Kalimat bahasa hukum yang fokus
menempatkan sesuatu yang dipentingkan di bagian awal kalimat. Kalimat disebut
hemat bila tidak bertele-tele (verbose)
atau mengulang sinonim (redundant). Sementara itu, keutuhan kalimt menyiratkan
kepaduan dan kekompakan dan keterpautan (cohesion)
kalimat ditunjukkan dengan terjalinnya hubungan yang serasi antara satu unsur
dengan unsur lain. Terakhir, syarat kesejajaran kalimat terpenuhi bila kalimat
menggunakan bentuk yang paralel (terutama penggunaan imbuhan)
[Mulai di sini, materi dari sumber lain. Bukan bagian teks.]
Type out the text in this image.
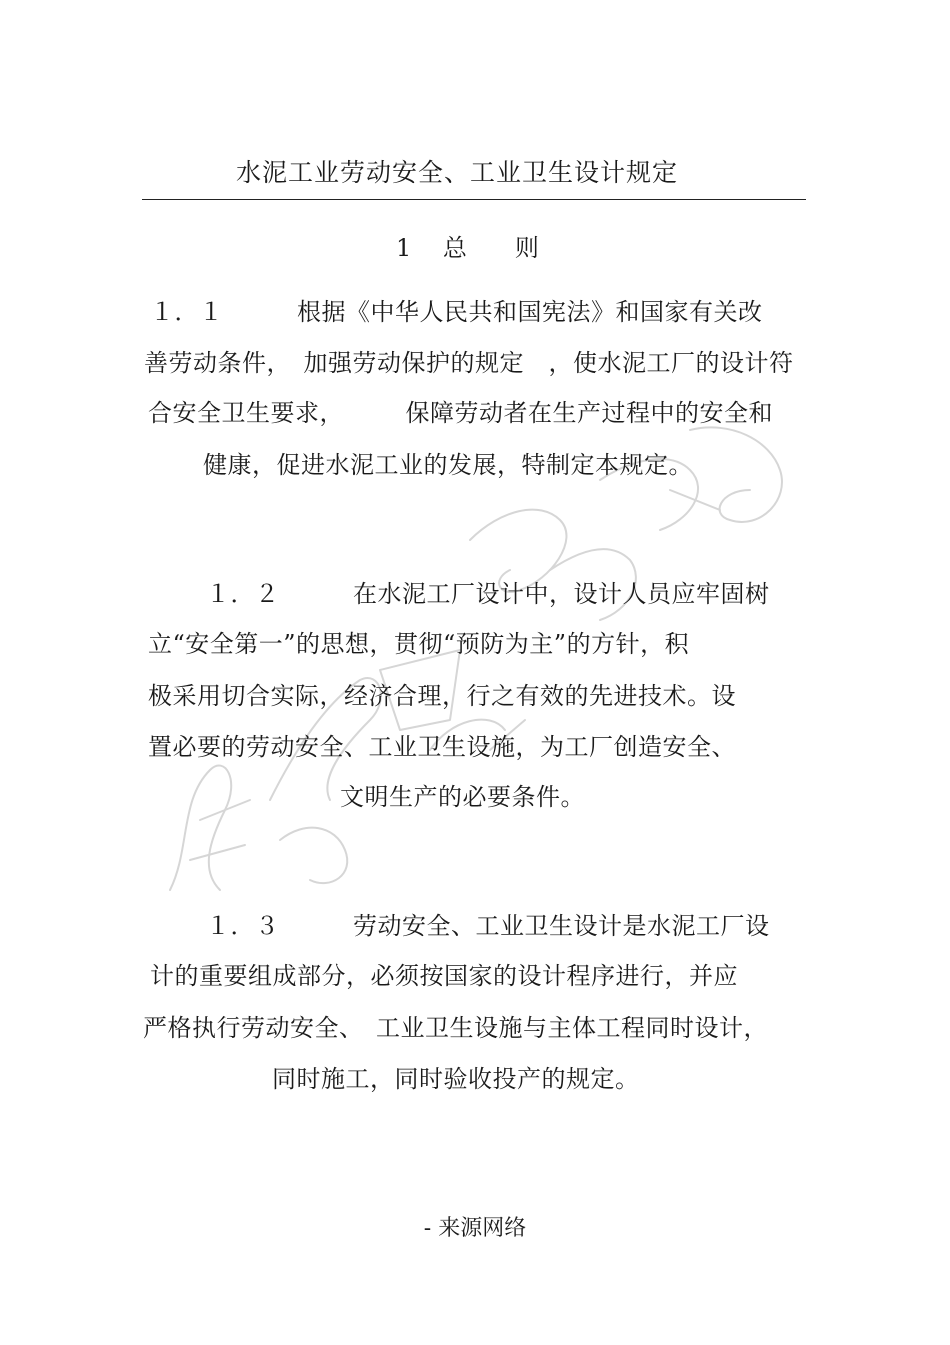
水泥工业劳动安全、工业卫生设计规定
1　 总　　则
１．１　　　根据《中华人民共和国宪法》和国家有关改
善劳动条件，　加强劳动保护的规定　，使水泥工厂的设计符
合安全卫生要求，　　　保障劳动者在生产过程中的安全和
健康，促进水泥工业的发展，特制定本规定。
１．２　　　在水泥工厂设计中，设计人员应牢固树
立“安全第一”的思想，贯彻“预防为主”的方针，积
极采用切合实际，经济合理，行之有效的先进技术。设
置必要的劳动安全、工业卫生设施，为工厂创造安全、
文明生产的必要条件。
１．３　　　劳动安全、工业卫生设计是水泥工厂设
计的重要组成部分，必须按国家的设计程序进行，并应
严格执行劳动安全、　工业卫生设施与主体工程同时设计，
同时施工，同时验收投产的规定。
- 来源网络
dan struktur yang paralel (terutama kalimat majemuk).
Kalimat yang efektif juga memiliki struktur yang urut atau
runtut, yaitu dimulai dari subjek, diikuti predikat, dan objek, kecuali anomali
kalimat yang tidak lengkap (elipsis) dan tidak urut (inversi).
Elipsis adalah penghapusan sebagian unsur kalimat karena
sudah diketahui maknanya karena sudah disebutkan sebelumnya atau sudah tersirat
maknanya, seperti pada struktur majemuk atau frasa (Quirk, 1987: 330)..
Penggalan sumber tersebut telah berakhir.